The amount of microwave radiation absorbed by the HP user is described by the term specific absorption rate (SAR) given in W/kg. Kuster (10) measured 16 different European digital telephones and found a wide variation in SAR values. Telephones, when averaged over 10 g of tissue, had SAR values ranging from 0.28 W/kg to a maximum value of 1.33 W/g. All data were normalized to an antenna output power of 0.25 W, which is the maximal value for a GSM telephone (10). Salford et al. (11) showed effects on the blood-brain barrier in rats with both continuous and pulse-modulated microwave fields at 915 MHz and with SAR values well below 1 W/kg. Frey (5) also pointed to the blood-brain barrier; he showed that electromagnetic energy with similar characteristics to HP emissions
resulted in the breakdown of the blood-brain barrier. This critical interface controls what gets into the brain from the blood, and it may well be causal for headache (5).

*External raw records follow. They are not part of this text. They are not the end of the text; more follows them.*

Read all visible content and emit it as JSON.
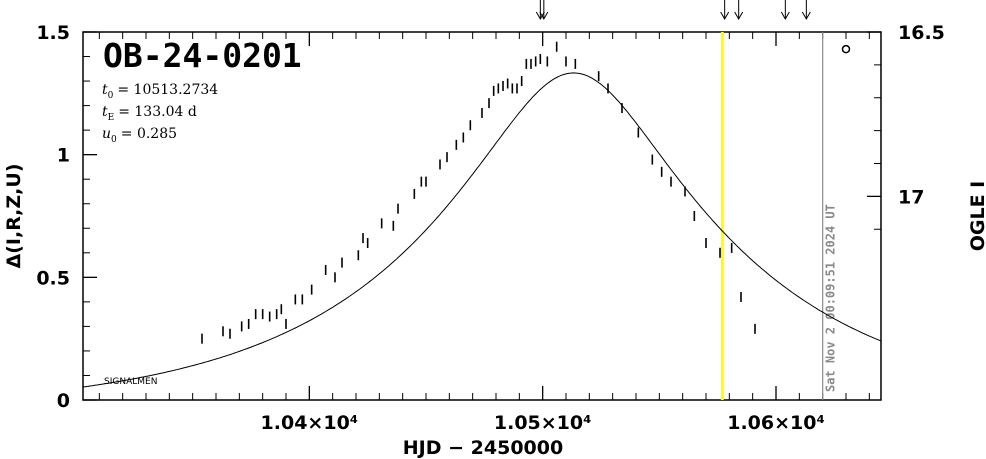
{
  "chart_data": {
    "type": "scatter",
    "title": "OB-24-0201",
    "xlabel": "HJD − 2450000",
    "ylabel": "Δ(I,R,Z,U)",
    "ylabel_right": "OGLE I",
    "xlim": [
      10303,
      10645
    ],
    "ylim": [
      0,
      1.5
    ],
    "x_ticks": [
      10400,
      10500,
      10600
    ],
    "x_tick_labels": [
      "1.04×10⁴",
      "1.05×10⁴",
      "1.06×10⁴"
    ],
    "y_ticks": [
      0,
      0.5,
      1,
      1.5
    ],
    "y_tick_labels": [
      "0",
      "0.5",
      "1",
      "1.5"
    ],
    "y2_ticks": [
      16.5,
      17
    ],
    "y2_tick_labels": [
      "16.5",
      "17"
    ],
    "parameters": {
      "t0_label": "t",
      "t0_sub": "0",
      "t0_value": "= 10513.2734",
      "tE_label": "t",
      "tE_sub": "E",
      "tE_value": "= 133.04 d",
      "u0_label": "u",
      "u0_sub": "0",
      "u0_value": "= 0.285"
    },
    "model": {
      "t0": 10513.2734,
      "tE": 133.04,
      "u0": 0.285,
      "baseline_offset": -0.062
    },
    "signalmen_label": "SIGNALMEN",
    "current_time_x": 10577,
    "current_time_color": "#ffff00",
    "stamp_x": 10620,
    "stamp_text": "Sat Nov  2 00:09:51 2024 UT",
    "stamp_color": "#8a8a8a",
    "top_arrows_x": [
      10499,
      10500.5,
      10578,
      10584,
      10604,
      10613
    ],
    "outlier_marker": {
      "x": 10630,
      "y": 1.43
    },
    "points": [
      [
        10354,
        0.25
      ],
      [
        10363,
        0.28
      ],
      [
        10366,
        0.27
      ],
      [
        10371,
        0.3
      ],
      [
        10374,
        0.31
      ],
      [
        10377,
        0.35
      ],
      [
        10380,
        0.35
      ],
      [
        10383,
        0.34
      ],
      [
        10386,
        0.35
      ],
      [
        10388,
        0.37
      ],
      [
        10390,
        0.31
      ],
      [
        10394,
        0.41
      ],
      [
        10397,
        0.41
      ],
      [
        10401,
        0.45
      ],
      [
        10407,
        0.53
      ],
      [
        10411,
        0.5
      ],
      [
        10414,
        0.56
      ],
      [
        10421,
        0.59
      ],
      [
        10423,
        0.66
      ],
      [
        10425,
        0.64
      ],
      [
        10431,
        0.72
      ],
      [
        10436,
        0.71
      ],
      [
        10438,
        0.78
      ],
      [
        10445,
        0.84
      ],
      [
        10448,
        0.89
      ],
      [
        10450,
        0.89
      ],
      [
        10456,
        0.96
      ],
      [
        10459,
        0.99
      ],
      [
        10463,
        1.04
      ],
      [
        10466,
        1.07
      ],
      [
        10469,
        1.12
      ],
      [
        10474,
        1.17
      ],
      [
        10477,
        1.21
      ],
      [
        10479,
        1.26
      ],
      [
        10481,
        1.27
      ],
      [
        10483,
        1.28
      ],
      [
        10485,
        1.29
      ],
      [
        10487,
        1.27
      ],
      [
        10489,
        1.27
      ],
      [
        10491,
        1.3
      ],
      [
        10493,
        1.37
      ],
      [
        10495,
        1.37
      ],
      [
        10497,
        1.38
      ],
      [
        10499,
        1.39
      ],
      [
        10502,
        1.38
      ],
      [
        10506,
        1.44
      ],
      [
        10510,
        1.38
      ],
      [
        10514,
        1.37
      ],
      [
        10524,
        1.32
      ],
      [
        10528,
        1.27
      ],
      [
        10534,
        1.19
      ],
      [
        10541,
        1.09
      ],
      [
        10547,
        0.98
      ],
      [
        10551,
        0.93
      ],
      [
        10555,
        0.89
      ],
      [
        10561,
        0.85
      ],
      [
        10565,
        0.75
      ],
      [
        10570,
        0.64
      ],
      [
        10576,
        0.6
      ],
      [
        10581,
        0.62
      ],
      [
        10585,
        0.42
      ],
      [
        10591,
        0.29
      ]
    ]
  }
}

Our finding is further substantiated by the observation that the prevalence of headache was reduced by > 20% among those who used hand-free equipment for their HPs compared to those who never used the equipment (Table 2). The use of hand-free equipment would reduce the exposure to the RFR because the antenna is kept farther from the head.
Because this is a cross-sectional study, our findings lacked temporality in that a time relationship between the development of symptoms and the advent of HP use could not be ascertained. We could not therefore draw any causal relationship from our data. It will be important to proceed with a follow-up study to establish causal relationships between HP use and CNS symptoms.